Can you reduce the problem size to about 100k unknowns and solve it on a single core? What would be the speedup of BoomerAMG-BiCGstab wrt to Jacobi-BiCGstab?

Do you have some advice on which options I should try to play with?

You could try to turn on aggressive coarsening with HYPRE_BoomerAMGSetAggNumLevels(amg_precond, 1);, this reduces the cost of applying BoomerAMG to a vector. If you use HYPRE_BoomerAMGSetPrintLevel(amg_precond, 1);, that will give you some information about the multigrid hierarchy. Reducing the grid/operator complexities will result in faster AMG during the solve phase, but that can degrade convergence in general, so there is a trade-off.

How many unknowns do you usually keep per node?

That depends a lot on the problem (stencil size, grid partitioning...) and machine architecture (number of physical cores, memory bandwidth...). In general, 100k unknowns/core is fine. When using GPUs, something closer to 1M unknowns per GPU is better to achieve higher throughput.

lahwaacz commented 2 years ago

Hi @victorapm, thanks for the response! I've been playing with the options in the meantime and got to the point where BoomerAMG-BiCGstab is about 4.9x faster than Jacobi-BiCGstab for the aforementioned benchmark problem (7.8M unknowns, 24 cores on 1 node). The HYPRE_BoomerAMGSetAggNumLevels( precond, 1 ); option indeed helped quite a bit in terms of the compute time. I also found that HYPRE_BoomerAMGSetStrongThreshold( precond, 0.25 ); works better for this problem even in 3D and also HYPRE_BoomerAMGSetTruncFactor( precond, 0.3 ); seems to bring some improvement (but only for HMIS on the host, with the PMIS coarsening on GPU it may actually destroy convergence).

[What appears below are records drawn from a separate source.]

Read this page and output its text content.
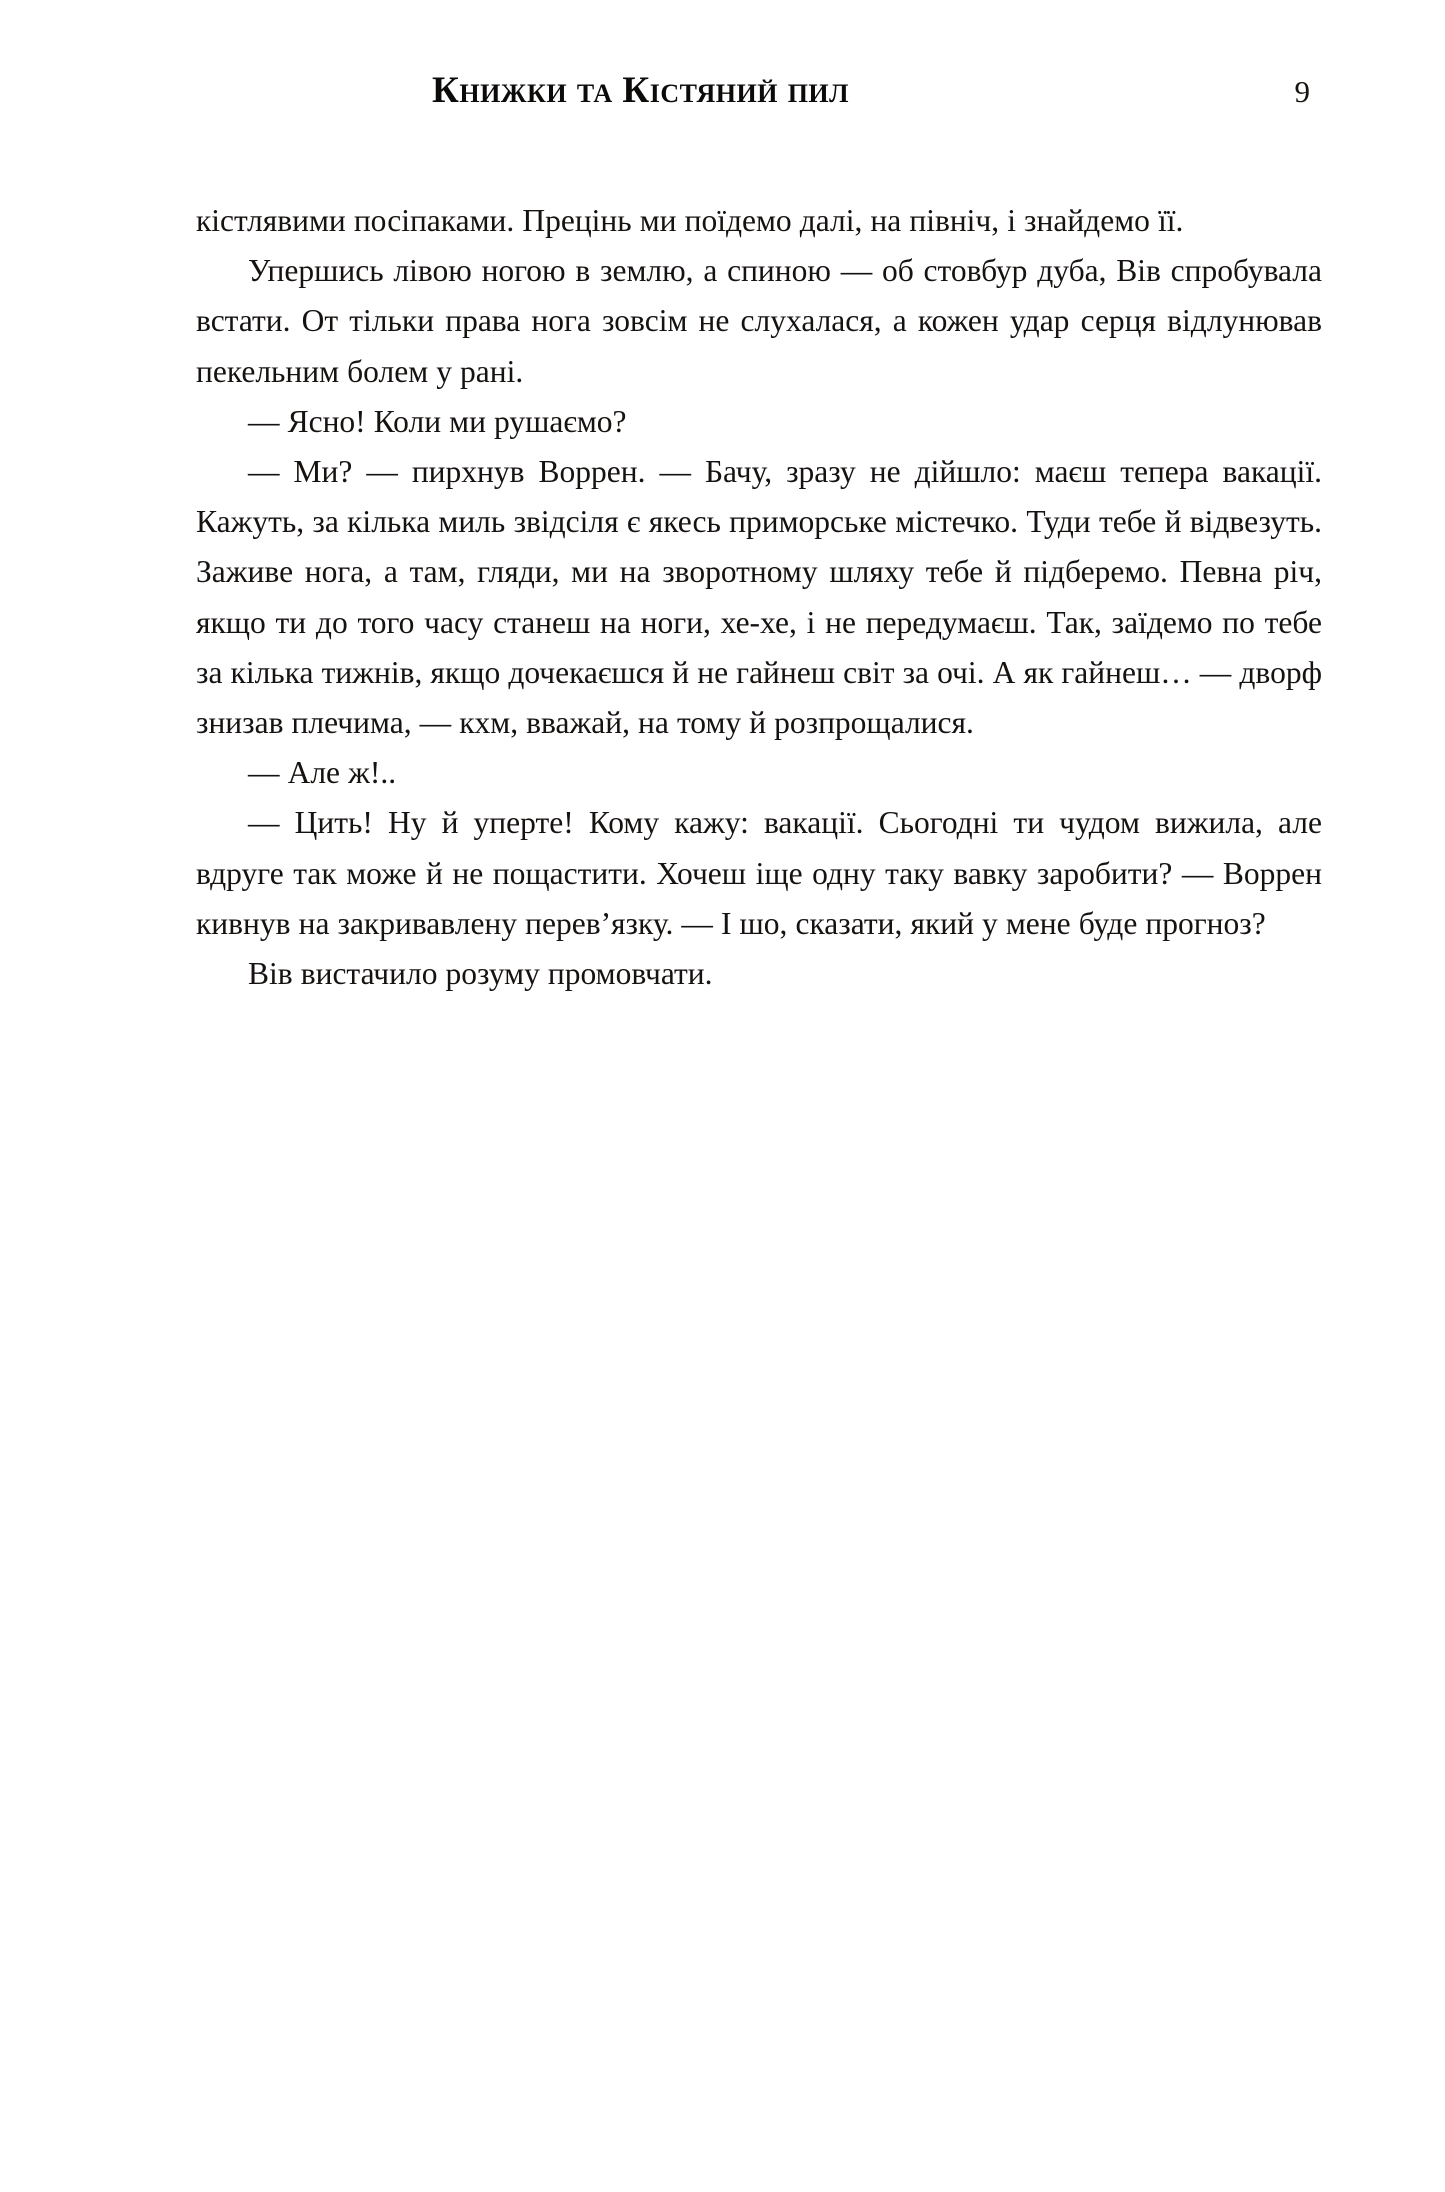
Книжки та Кістяний пил	9

кістлявими посіпаками. Прецінь ми поїдемо далі, на північ, і знайдемо її.

Упершись лівою ногою в землю, а спиною — об стовбур дуба, Вів спробувала встати. От тільки права нога зовсім не слухалася, а кожен удар серця відлунював пекельним болем у рані.

— Ясно! Коли ми рушаємо?

— Ми? — пирхнув Воррен. — Бачу, зразу не дійшло: маєш тепера вакації. Кажуть, за кілька миль звідсіля є якесь приморське містечко. Туди тебе й відвезуть. Заживе нога, а там, гляди, ми на зворотному шляху тебе й підберемо. Певна річ, якщо ти до того часу станеш на ноги, хе-хе, і не передумаєш. Так, заїдемо по тебе за кілька тижнів, якщо дочекаєшся й не гайнеш світ за очі. А як гайнеш… — дворф знизав плечима, — кхм, вважай, на тому й розпрощалися.

— Але ж!..

— Цить! Ну й уперте! Кому кажу: вакації. Сьогодні ти чудом вижила, але вдруге так може й не пощастити. Хочеш іще одну таку вавку заробити? — Воррен кивнув на закривавлену перев’язку. — І шо, сказати, який у мене буде прогноз?

Вів вистачило розуму промовчати.
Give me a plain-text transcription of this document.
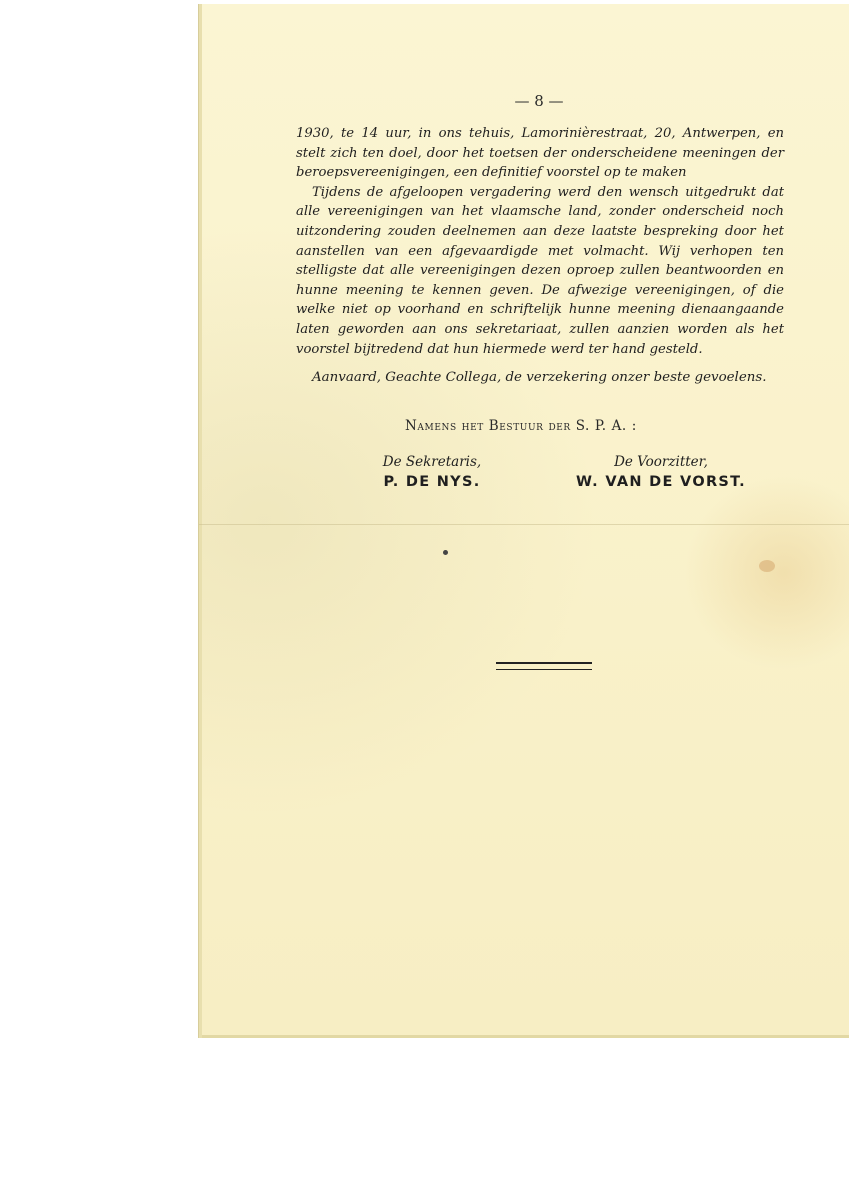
— 8 —

1930, te 14 uur, in ons tehuis, Lamorinièrestraat, 20, Antwerpen, en stelt zich ten doel, door het toetsen der onderscheidene meeningen der beroepsvereenigingen, een definitief voorstel op te maken

Tijdens de afgeloopen vergadering werd den wensch uitgedrukt dat alle vereenigingen van het vlaamsche land, zonder onderscheid noch uitzondering zouden deelnemen aan deze laatste bespreking door het aanstellen van een afgevaardigde met volmacht. Wij verhopen ten stelligste dat alle vereenigingen dezen oproep zullen beantwoorden en hunne meening te kennen geven. De afwezige vereenigingen, of die welke niet op voorhand en schriftelijk hunne meening dienaangaande laten geworden aan ons sekretariaat, zullen aanzien worden als het voorstel bijtredend dat hun hiermede werd ter hand gesteld.

Aanvaard, Geachte Collega, de verzekering onzer beste gevoelens.
Namens het Bestuur der S. P. A. :
De Sekretaris,
P. DE NYS.
De Voorzitter,
W. VAN DE VORST.
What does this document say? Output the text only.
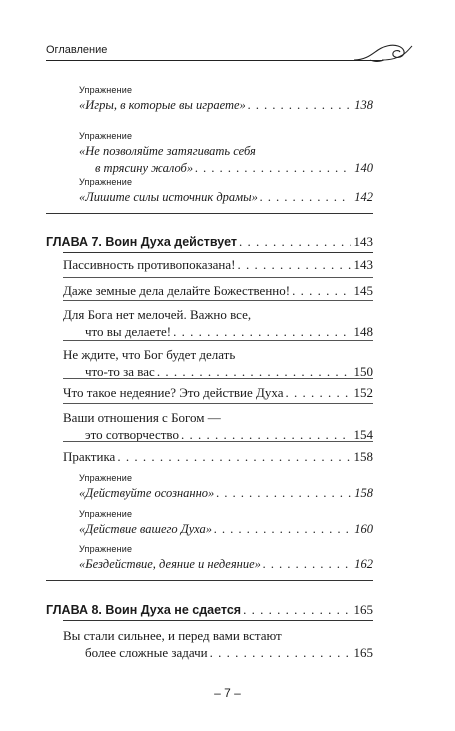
Оглавление
Упражнение
«Игры, в которые вы играете» . . .	138
Упражнение
«Не позволяйте затягивать себя
в трясину жалоб» . . .	140
Упражнение
«Лишите силы источник драмы» . . .	142
ГЛАВА 7. Воин Духа действует . . .	143
Пассивность противопоказана! . . .	143
Даже земные дела делайте Божественно! . . .	145
Для Бога нет мелочей. Важно все,
что вы делаете! . . .	148
Не ждите, что Бог будет делать
что-то за вас . . .	150
Что такое недеяние? Это действие Духа . . .	152
Ваши отношения с Богом —
это сотворчество . . .	154
Практика . . .	158
Упражнение
«Действуйте осознанно» . . .	158
Упражнение
«Действие вашего Духа» . . .	160
Упражнение
«Бездействие, деяние и недеяние» . . .	162
ГЛАВА 8. Воин Духа не сдается . . .	165
Вы стали сильнее, и перед вами встают
более сложные задачи . . .	165
– 7 –
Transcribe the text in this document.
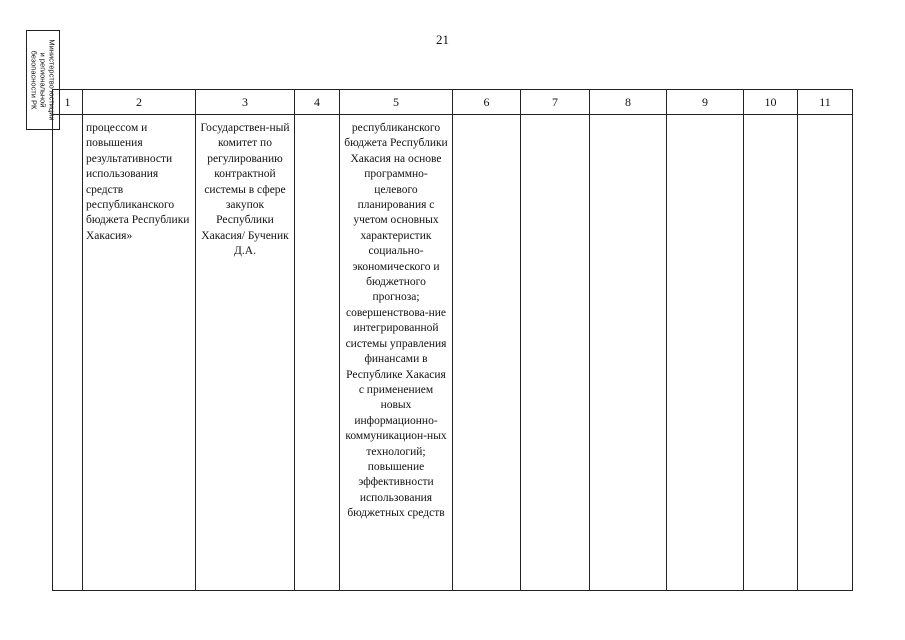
21
Министерство юстиции
и региональной
безопасности РК 1	2	3	4	5	6	7	8	9	10	11

	процессом и повышения результативности использования средств республиканского бюджета Республики Хакасия»	Государствен-ный комитет по регулированию контрактной системы в сфере закупок Республики Хакасия/ Бученик Д.А.		республиканского бюджета Республики Хакасия на основе программно-целевого планирования с учетом основных характеристик социально-экономического и бюджетного прогноза; совершенствова-ние интегрированной системы управления финансами в Республике Хакасия с применением новых информационно-коммуникацион-ных технологий; повышение эффективности использования бюджетных средств						
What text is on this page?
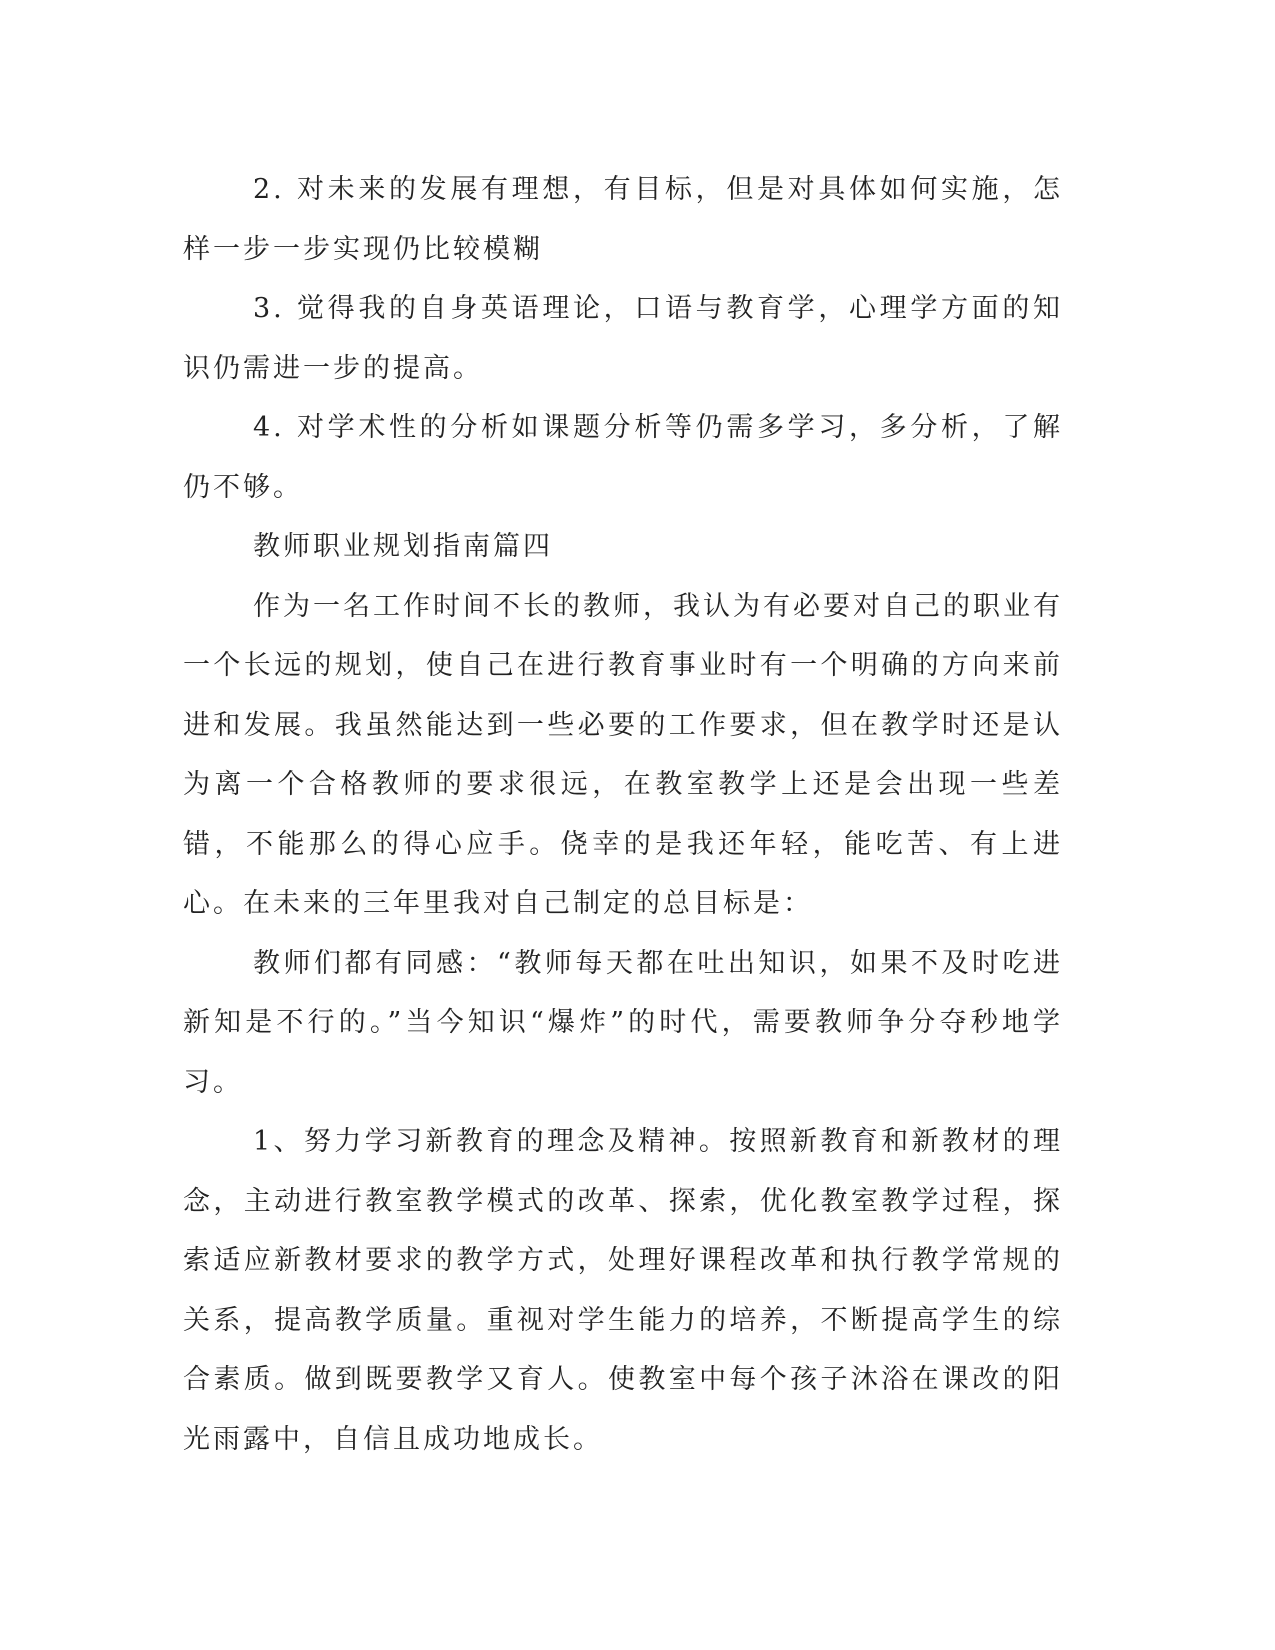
2. 对未来的发展有理想，有目标，但是对具体如何实施，怎样一步一步实现仍比较模糊

3. 觉得我的自身英语理论，口语与教育学，心理学方面的知识仍需进一步的提高。

4. 对学术性的分析如课题分析等仍需多学习，多分析，了解仍不够。

教师职业规划指南篇四

作为一名工作时间不长的教师，我认为有必要对自己的职业有一个长远的规划，使自己在进行教育事业时有一个明确的方向来前进和发展。我虽然能达到一些必要的工作要求，但在教学时还是认为离一个合格教师的要求很远，在教室教学上还是会出现一些差错，不能那么的得心应手。侥幸的是我还年轻，能吃苦、有上进心。在未来的三年里我对自己制定的总目标是：

教师们都有同感：“教师每天都在吐出知识，如果不及时吃进新知是不行的。”当今知识“爆炸”的时代，需要教师争分夺秒地学习。

1、努力学习新教育的理念及精神。按照新教育和新教材的理念，主动进行教室教学模式的改革、探索，优化教室教学过程，探索适应新教材要求的教学方式，处理好课程改革和执行教学常规的关系，提高教学质量。重视对学生能力的培养，不断提高学生的综合素质。做到既要教学又育人。使教室中每个孩子沐浴在课改的阳光雨露中，自信且成功地成长。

Can you reduce the problem size to about 100k unknowns and solve it on a single core? What would be the speedup of BoomerAMG-BiCGstab wrt to Jacobi-BiCGstab?

I have even smaller problems. For about 120k unknowns, BoomerAMG-BiCGstab is about 1.9x faster than Jacobi-BiCGstab (the latter converges after about 160 iterations, BoomerAMG needs about 11). But it's a discretization on a much coarser mesh, so the matrix properties and iteration counts are different from the large problem.

So I think the current performance is satisfactory. Compared to Jacobi, BoomerAMG has much better convergence rate and that's ultimately the goal. I think my questions were answered and this issue can be closed, though I would welcome any more suggestions where I should look for further performance benefits. Thanks!